Os seguiremos informando, como siempre. Pero de momento, sirvan estas líneas, como las del distinguido compañero que me precedió en ello, para publicitar la realidad objetiva y tozuda de unos hechos que, si yo fuera Decano, no sólo me sacarían los colores, sino que me sacarían a gorrazos de la poltrona que estaría ocupando para daño, deshonra e ignominia propia y de toda mi profesión. Un Decano así, con un pelín de vergüenza torera que tuviera (sí, ya sé que hablo de un imposible, lo sé), dimitiría pitando porque su ética personal no le debería permitir seguir calentando el sillón ni un minuto más cuando se ve, se descubre, y se publican, las “maniobras orquestales en la oscuridad” que está haciendo PARA PERJUDICAR AL COLEGIADO USANDO ENCIMA EL PROPIO DINERO DEL COLEGIADO, poniendo por delante su indisimulado egocentrismo y su personalismo por encima del bien común y de los intereses de todos los colegiados, a los que juró servir y no servirse de ellos, que es muy distinto. Vivir para ver.

Tenemos al Caballo de Troya en casa, chicos. Los Abogados gijoneses tenemos como máxima cabeza visible de nuestro Colegio a quien actúa manifiestamente contra nuestros intereses profesionales haciendo viajecitos de placer por media España con su Guardia Pretoriana adozenada para asistir a los saráos del Consejo y/o de las Juntas de Gobierno (como la indecencia moral de los gastos que hicieron recientemente en el aquelarre de Vigo de las Juntas de Gobierno) mientras por otro lado aplica la LEY MORDAZA a sus colegiados y les prohíbe reunirse para debatir su futuro o cumplir con su obligación de convocar una Junta General para discutir qué podemos hacer ante el penúltimo ataque no contra la tutela judicial efectiva del justiciable que significa el Tasazo, no, señores…, sino contra el futuro mismo de nuestra profesión como Abogados, amenazados de lock out y tener que irnos para casa porque simplemente DESDE QUE ENTRARON EN VIGOR LAS TASAS NO NOS ENTRA TRABAJO EN NUESTROS DESPACHOS. Y ésto se puede decir más alto, pero no más claro. Y el que lo niegue, o no es Abogado y no ejerce como Abogado, o miente como un bellaco. Parafraseando al clásico aforismo legal, “dura veritas, sed veritas”.
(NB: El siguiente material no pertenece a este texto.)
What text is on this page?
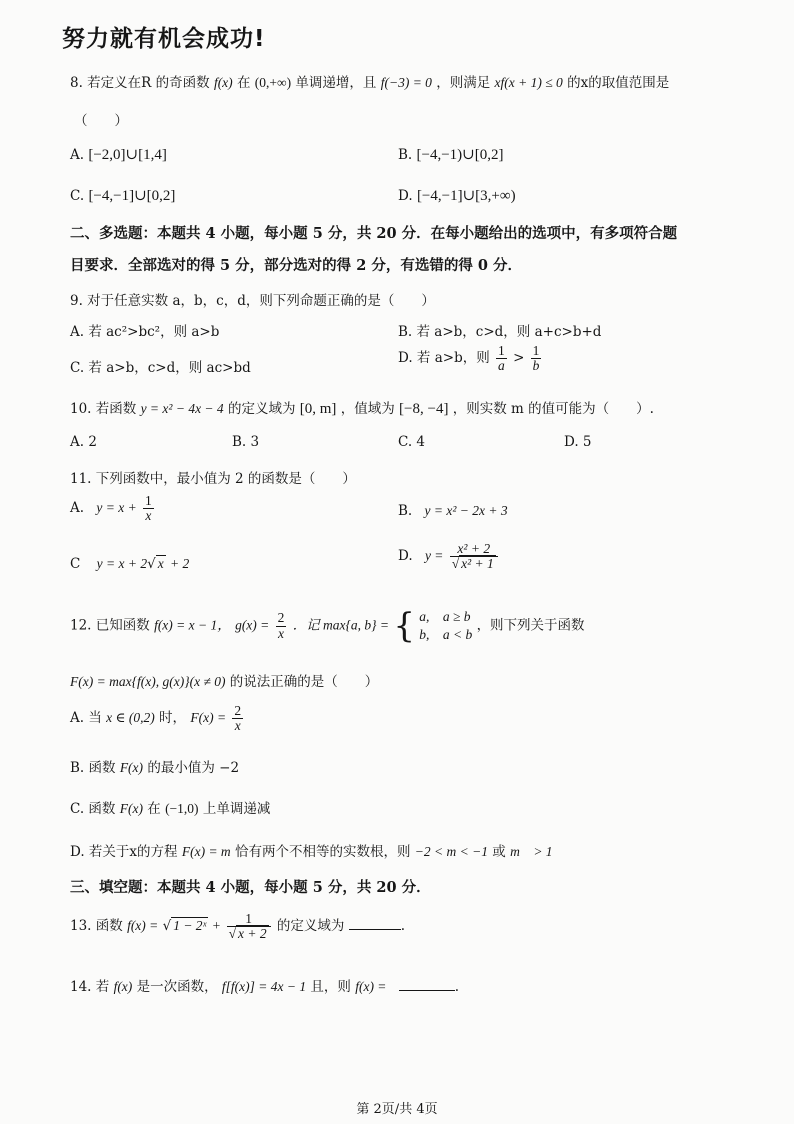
努力就有机会成功!
8. 若定义在R 的奇函数 f(x) 在 (0,+∞) 单调递增，且 f(−3) = 0 ，则满足 xf(x + 1) ≤ 0 的x的取值范围是
（　　）
A. [−2,0]∪[1,4]	B. [−4,−1)∪[0,2]
C. [−4,−1]∪[0,2]	D. [−4,−1]∪[3,+∞)
二、多选题：本题共 4 小题，每小题 5 分，共 20 分．在每小题给出的选项中，有多项符合题
目要求．全部选对的得 5 分，部分选对的得 2 分，有选错的得 0 分．
9. 对于任意实数 a，b，c，d，则下列命题正确的是（　　）
A. 若 ac²>bc²，则 a>b	B. 若 a>b，c>d，则 a+c>b+d
C. 若 a>b，c>d，则 ac>bd
D. 若 a>b，则 $\frac{1}{a} > \frac{1}{b}$
10. 若函数 y = x² − 4x − 4 的定义域为 [0, m] ，值域为 [−8, −4] ，则实数 m 的值可能为（　　）.
A. 2	B. 3	C. 4	D. 5
11. 下列函数中，最小值为 2 的函数是（　　）
A. $y = x + \frac{1}{x}$	B. y = x² − 2x + 3
C y = x + 2√ x + 2	D. $y = \frac{\text{x² + 2}}{\text{√ x² + 1}}$
12. 已知函数 f(x) = x − 1， $g(x) = \frac{2}{x}$ ．记 max{a, b} = { a,　a ≥ b
b,　a < b
，则下列关于函数
F(x) = max{f(x), g(x)}(x ≠ 0) 的说法正确的是（　　）
A. 当 x ∈ (0,2) 时， $F(x) = \frac{2}{x}$
B. 函数 F(x) 的最小值为 −2
C. 函数 F(x) 在 (−1,0) 上单调递减
D. 若关于x的方程 F(x) = m 恰有两个不相等的实数根，则 −2 < m < −1 或 m　> 1
三、填空题：本题共 4 小题，每小题 5 分，共 20 分．
13. 函数 f(x) = √ 1 − 2ˣ + $\frac{1}{√ x + 2}$ 的定义域为	.
14. 若 f(x) 是一次函数， f[f(x)] = 4x − 1 且，则 f(x) =	.
第 2页/共 4页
Y por cierto, y ya para finalizar: el “compañero” (nunca unas comillas fueron tan oportunas) que firma el recurso contencioso interpuesto CONTRA LOS ABOGADOS GIJONESES por parte del Ilustre Colegio de Abogados de Gijón es un tal… JAVIER MENÉNDEZ REY, al que muchos conoceréis. Todo queda en casa. Aquí se habla siempre con luz y taquígrafos, compañeros; no la hagas, no la temas; el Procurador, Ignacio López González, de Oviedo. Os lo digo para que sepáis bien, que sepa todo el mundo, quiénes son los “compañeros” que nos están apuñalando por la espalda, con los que se puede (o tal vez no) trabajar, siendo Abogados que van contra Abogados, Procuradores que van contra Procuradores (nuestra filosofía anti-Tasas ampara no sólo a nuestro colectivo, sino también a nuestros hermanos los Procuradores de los Tribunales). Y todo a cambio de una fruslería como podrían ser las famosas treinta monedas de plata, ¡¡Judas!! En verdad debemos tener razón los patios cuando denunciamos lo espantoso que pinta el presente y el futuro de nuestra profesión si no adoptamos medidas quirúrgicas y democráticas (no rendidas a las oligarquías dirigentes) que pongan coto a estos desmanes, porque la verdad, Javier, prestarte a dirigir un pleito como éste, en el que vas a litigar contra tu propia sangre, contra tus propios compañeros, contra tus propios intereses de profesión, que tú visto está que no llevas sólo Penal…, o es de gentes muy necesitadas de esos honorarios, de esas cuatro perras que te puede suponer este asunto, o es de personas que no ponen la moralidad de sus actos en la cúspide de los requisitos imprescindibles e irrenunciables a la hora de decidir aceptar o renunciar a un asunto profesional. Ya sé, ya sé, que el hambre es muy negra, pero…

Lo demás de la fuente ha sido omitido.